The Center for Law, Brain & Behavior puts the most accurate and actionable neuroscience in the hands of judges, lawyers, policymakers and journalists—people who shape the standards and practices of our legal system and affect its impact on people’s lives. We work to make the legal system more effective and more just for all those affected by the law.

US Supreme Court declines case on fetal pain

On Monday, January 13, the Supreme Court declined to hear a lower court ruling abolishing an Arizona law that criminalized abortions at 20 weeks. Recently enacted restrictive abortion laws across a number of states hinge on the fetal pain assertion, an argument that a fetus can feel pain at 20 weeks of gestation. This assertion is highly disputed among scientists, and begs questions about the possibility of defining and quantifying physical pain, a new area of active inquiry for CLBB as we welcome David Borsook, a neuroscientist who studies pain, and Amanda Pustilnik, a legal theorist, to the CLBB faculty. In her 2012 paper “Pain as Fact and Heuristic: How Pain Neuroimaging Illuminates the Moral Dimensions of Law,” Pustilnik discusses the imminent capacity of neuroimaging for rendering pain, and the implications of such a rendering for legal theory and practice.  What follows below is an excerpt from a recent New York Times article discussing the Supreme Court’s decision.

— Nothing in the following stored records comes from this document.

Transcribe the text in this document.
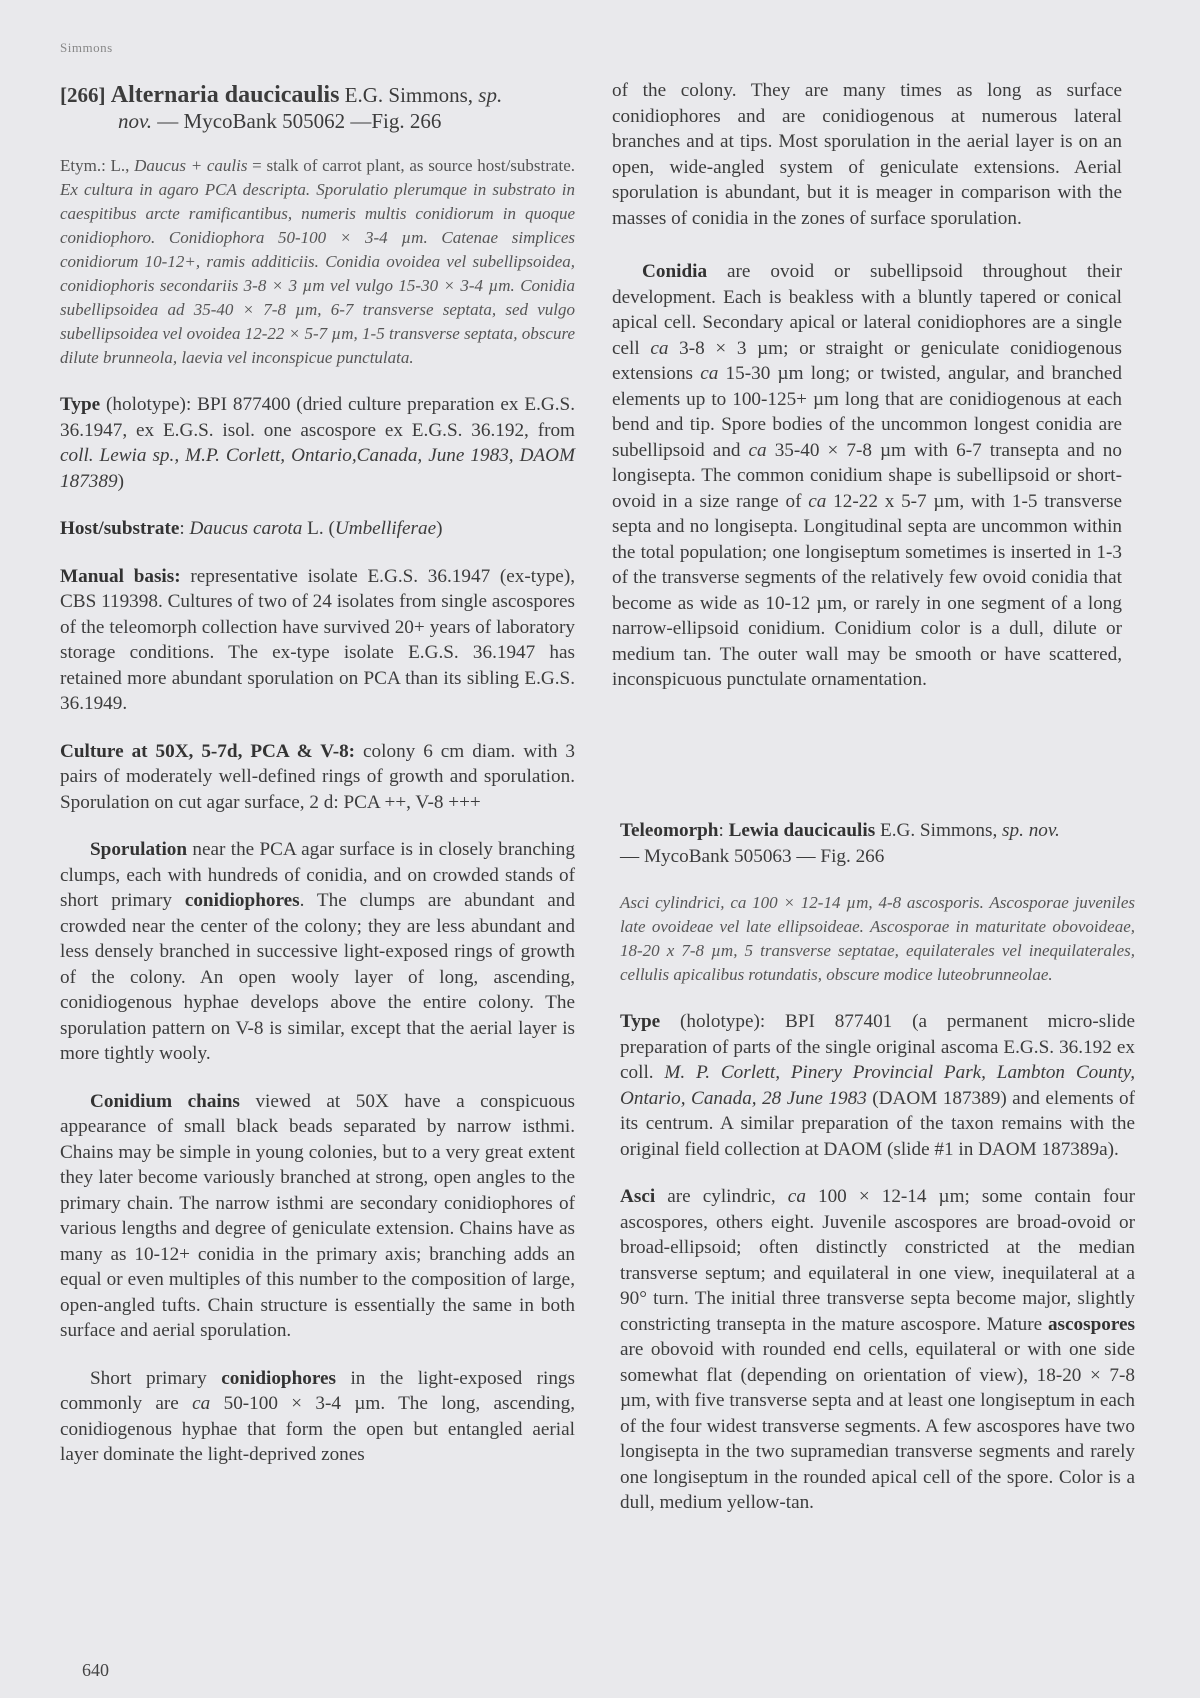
Simmons

[266] Alternaria daucicaulis E.G. Simmons, sp.
nov. — MycoBank 505062 —Fig. 266

Etym.: L., Daucus + caulis = stalk of carrot plant, as source host/substrate. Ex cultura in agaro PCA descripta. Sporulatio plerumque in substrato in caespitibus arcte ramificantibus, numeris multis conidiorum in quoque conidiophoro. Conidiophora 50-100 × 3-4 µm. Catenae simplices conidiorum 10-12+, ramis additiciis. Conidia ovoidea vel subellipsoidea, conidiophoris secondariis 3-8 × 3 µm vel vulgo 15-30 × 3-4 µm. Conidia subellipsoidea ad 35-40 × 7-8 µm, 6-7 transverse septata, sed vulgo subellipsoidea vel ovoidea 12-22 × 5-7 µm, 1-5 transverse septata, obscure dilute brunneola, laevia vel inconspicue punctulata.

Type (holotype): BPI 877400 (dried culture preparation ex E.G.S. 36.1947, ex E.G.S. isol. one ascospore ex E.G.S. 36.192, from coll. Lewia sp., M.P. Corlett, Ontario,Canada, June 1983, DAOM 187389)

Host/substrate: Daucus carota L. (Umbelliferae)

Manual basis: representative isolate E.G.S. 36.1947 (ex-type), CBS 119398. Cultures of two of 24 isolates from single ascospores of the teleomorph collection have survived 20+ years of laboratory storage conditions. The ex-type isolate E.G.S. 36.1947 has retained more abundant sporulation on PCA than its sibling E.G.S. 36.1949.

Culture at 50X, 5-7d, PCA & V-8: colony 6 cm diam. with 3 pairs of moderately well-defined rings of growth and sporulation. Sporulation on cut agar surface, 2 d: PCA ++, V-8 +++

Sporulation near the PCA agar surface is in closely branching clumps, each with hundreds of conidia, and on crowded stands of short primary conidiophores. The clumps are abundant and crowded near the center of the colony; they are less abundant and less densely branched in successive light-exposed rings of growth of the colony. An open wooly layer of long, ascending, conidiogenous hyphae develops above the entire colony. The sporulation pattern on V-8 is similar, except that the aerial layer is more tightly wooly.

Conidium chains viewed at 50X have a conspicuous appearance of small black beads separated by narrow isthmi. Chains may be simple in young colonies, but to a very great extent they later become variously branched at strong, open angles to the primary chain. The narrow isthmi are secondary conidiophores of various lengths and degree of geniculate extension. Chains have as many as 10-12+ conidia in the primary axis; branching adds an equal or even multiples of this number to the composition of large, open-angled tufts. Chain structure is essentially the same in both surface and aerial sporulation.

Short primary conidiophores in the light-exposed rings commonly are ca 50-100 × 3-4 µm. The long, ascending, conidiogenous hyphae that form the open but entangled aerial layer dominate the light-deprived zones

of the colony. They are many times as long as surface conidiophores and are conidiogenous at numerous lateral branches and at tips. Most sporulation in the aerial layer is on an open, wide-angled system of geniculate extensions. Aerial sporulation is abundant, but it is meager in comparison with the masses of conidia in the zones of surface sporulation.

Conidia are ovoid or subellipsoid throughout their development. Each is beakless with a bluntly tapered or conical apical cell. Secondary apical or lateral conidiophores are a single cell ca 3-8 × 3 µm; or straight or geniculate conidiogenous extensions ca 15-30 µm long; or twisted, angular, and branched elements up to 100-125+ µm long that are conidiogenous at each bend and tip. Spore bodies of the uncommon longest conidia are subellipsoid and ca 35-40 × 7-8 µm with 6-7 transepta and no longisepta. The common conidium shape is subellipsoid or short-ovoid in a size range of ca 12-22 x 5-7 µm, with 1-5 transverse septa and no longisepta. Longitudinal septa are uncommon within the total population; one longiseptum sometimes is inserted in 1-3 of the transverse segments of the relatively few ovoid conidia that become as wide as 10-12 µm, or rarely in one segment of a long narrow-ellipsoid conidium. Conidium color is a dull, dilute or medium tan. The outer wall may be smooth or have scattered, inconspicuous punctulate ornamentation.

Teleomorph: Lewia daucicaulis E.G. Simmons, sp. nov.
— MycoBank 505063 — Fig. 266

Asci cylindrici, ca 100 × 12-14 µm, 4-8 ascosporis. Ascosporae juveniles late ovoideae vel late ellipsoideae. Ascosporae in maturitate obovoideae, 18-20 x 7-8 µm, 5 transverse septatae, equilaterales vel inequilaterales, cellulis apicalibus rotundatis, obscure modice luteobrunneolae.

Type (holotype): BPI 877401 (a permanent micro-slide preparation of parts of the single original ascoma E.G.S. 36.192 ex coll. M. P. Corlett, Pinery Provincial Park, Lambton County, Ontario, Canada, 28 June 1983 (DAOM 187389) and elements of its centrum. A similar preparation of the taxon remains with the original field collection at DAOM (slide #1 in DAOM 187389a).

Asci are cylindric, ca 100 × 12-14 µm; some contain four ascospores, others eight. Juvenile ascospores are broad-ovoid or broad-ellipsoid; often distinctly constricted at the median transverse septum; and equilateral in one view, inequilateral at a 90° turn. The initial three transverse septa become major, slightly constricting transepta in the mature ascospore. Mature ascospores are obovoid with rounded end cells, equilateral or with one side somewhat flat (depending on orientation of view), 18-20 × 7-8 µm, with five transverse septa and at least one longiseptum in each of the four widest transverse segments. A few ascospores have two longisepta in the two supramedian transverse segments and rarely one longiseptum in the rounded apical cell of the spore. Color is a dull, medium yellow-tan.

640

The case concern[s] an Arizona law, enacted in 2012, that prohibits abortions, except in certain medical emergencies, when the fetus reaches 20 weeks gestation, dated from the woman’s last menstrual period. The law’s definition of medical emergency is narrow, encompassing conditions requiring an immediate abortion to avert a pregnant woman’s death or a “serious risk of substantial and irreversible impairment of a major bodily function.”

The sponsors of Arizona’s law claimed that fetuses can feel pain at 20 weeks, a prime argument among abortion opponents that has been disputed by major medical groups. The fate of similar bans in Georgia and Idaho is still tied up in legal battles. There is also litigation in states across the country over other abortion restrictions, like requiring doctors who perform abortions to have admitting privileges at hospitals and limiting coverage to abortion procedures in health plans or the use of medications to end pregnancies.

Arizona is one of 12 states that have tried to ban most abortions at 20 weeks based on the theory of fetal pain, according to the Guttmacher Institute. But the other states have set the threshold at 20 weeks after fertilization, about two weeks later in a pregnancy than Arizona’s cutoff, but still earlier than fetal viability. Such laws have been struck down in Georgia and Idaho but remain in effect in nine states where they have not been challenged in court.